Traditional Medicare has parts A (hospital), B (outpatient) and D (pharmacy benefits). Medicare Advantage, which is run through a managed care ordganization and referred to as Part C, combines the benefits of parts A, B, D and sometimes additiaonl benefits (like vision and dental) that are not typically covered by Traditional Medicare. Medicare part A is free, but the premiums for Traditional Medicare part B can run as high as $250/month and you have to pay 20% of the costs of outpatient services like Doctors visits. Seniors enrolled in traditional Medicare ofter will purchase a "supplemental insurance plan" to help cover the additional 20% of non-paid services.
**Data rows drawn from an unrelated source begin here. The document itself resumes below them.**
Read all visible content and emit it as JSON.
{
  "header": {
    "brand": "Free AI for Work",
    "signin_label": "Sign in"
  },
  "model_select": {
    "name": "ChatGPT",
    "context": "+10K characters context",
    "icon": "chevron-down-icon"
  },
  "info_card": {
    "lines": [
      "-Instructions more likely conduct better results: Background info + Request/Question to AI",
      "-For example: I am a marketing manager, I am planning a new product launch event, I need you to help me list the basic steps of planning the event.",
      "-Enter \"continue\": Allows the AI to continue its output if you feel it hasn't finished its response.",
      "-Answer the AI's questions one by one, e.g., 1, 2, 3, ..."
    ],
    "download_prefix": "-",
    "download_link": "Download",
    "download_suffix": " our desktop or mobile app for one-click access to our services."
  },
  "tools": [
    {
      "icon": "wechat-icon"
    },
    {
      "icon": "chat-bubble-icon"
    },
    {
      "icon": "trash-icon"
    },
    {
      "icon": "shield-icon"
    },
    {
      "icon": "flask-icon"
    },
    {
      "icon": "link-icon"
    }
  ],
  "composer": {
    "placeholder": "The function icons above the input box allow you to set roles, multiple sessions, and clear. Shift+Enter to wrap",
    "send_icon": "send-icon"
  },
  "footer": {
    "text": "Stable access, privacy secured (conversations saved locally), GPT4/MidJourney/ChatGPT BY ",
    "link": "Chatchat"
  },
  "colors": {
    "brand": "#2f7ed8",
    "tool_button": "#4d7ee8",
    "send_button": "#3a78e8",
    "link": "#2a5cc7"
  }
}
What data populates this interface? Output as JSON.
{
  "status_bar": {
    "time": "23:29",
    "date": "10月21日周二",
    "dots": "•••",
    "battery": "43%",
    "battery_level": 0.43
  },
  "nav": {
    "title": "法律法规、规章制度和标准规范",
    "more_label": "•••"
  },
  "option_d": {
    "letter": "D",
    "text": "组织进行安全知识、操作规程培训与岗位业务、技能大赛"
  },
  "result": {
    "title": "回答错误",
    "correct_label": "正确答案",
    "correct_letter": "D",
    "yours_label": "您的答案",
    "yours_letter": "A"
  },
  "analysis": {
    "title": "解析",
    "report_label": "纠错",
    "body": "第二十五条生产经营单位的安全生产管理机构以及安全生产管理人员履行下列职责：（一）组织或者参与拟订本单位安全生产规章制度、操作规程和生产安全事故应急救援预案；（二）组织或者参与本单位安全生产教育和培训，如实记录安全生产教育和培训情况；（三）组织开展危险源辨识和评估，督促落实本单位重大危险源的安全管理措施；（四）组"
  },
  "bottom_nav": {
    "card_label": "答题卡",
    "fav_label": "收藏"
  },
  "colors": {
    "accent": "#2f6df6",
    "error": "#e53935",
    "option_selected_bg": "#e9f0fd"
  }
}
On the other hand, The National Council on Aging reports that Monthly premiums for Medicare Advantage plans for 2024 average $18.50/month. And since Medicare Advantage typically offers an expanded benefits plan (list of covered medical services) the choice between the two plans seems to be a simple choice: Why pay 10x more for a Traditioanl Medicare plan when you can get more services through the much cheaper Medicare Advantage plan? Well there are two major differences between the two plans that might have you second guessing the Medicare Advantage plans. Perhaps the biggest disadvantage of Part C plans is that your provider network, Doctors and hospitals that you are allowed to to visit, is ALWAYS more restrictive than traditional Medicare Parts A & B. If you happen to see a doctor or provider who is not in the Advantage network, you can be paying a sizable part of your billed services for going to see an out-of-network provider. In addition, Medicare Advantage can sometimes issue a denial of coverage for medically necessary care or care they feel is not necessary, and this can also be done retroactively thereby denying coverage for care you thought was being covered by your plan. However, if this ever happens to you there is still hope of getting coverage by appealing the denial for services:
If a Medicare Advantage plan denies you coverage for services don't take it lying down. File an appeal, and your odds are good that the plan will overturn its decision. That's the message for consumers in a government report examing service and payment denials in Medicae Advantage plans. For help filing an appeal contact: Medicare Rights Center, and advocacy group for Medicare beneficiaries, to medicarerights.org or call 800-333-411
So which plan is best for you? That depends. In 2024 seniors were evenly split between plans with 50% enrolling in traditional Medicare and 50% choosing an Advantage plan. You should probably look at your health status and if you've experienced extended hospital stays or specialists services traditioanl Medicare might work best for you. Your financial situation obviously will play a big part in your decision as will the size of the networks for your Advantage plans or how many Medicare Advantage plans you have to choose from. City dwellers usually have a greater number of Medicare Advantage plans to select from vs. rural Americans and the competition may result in more competitive premiums.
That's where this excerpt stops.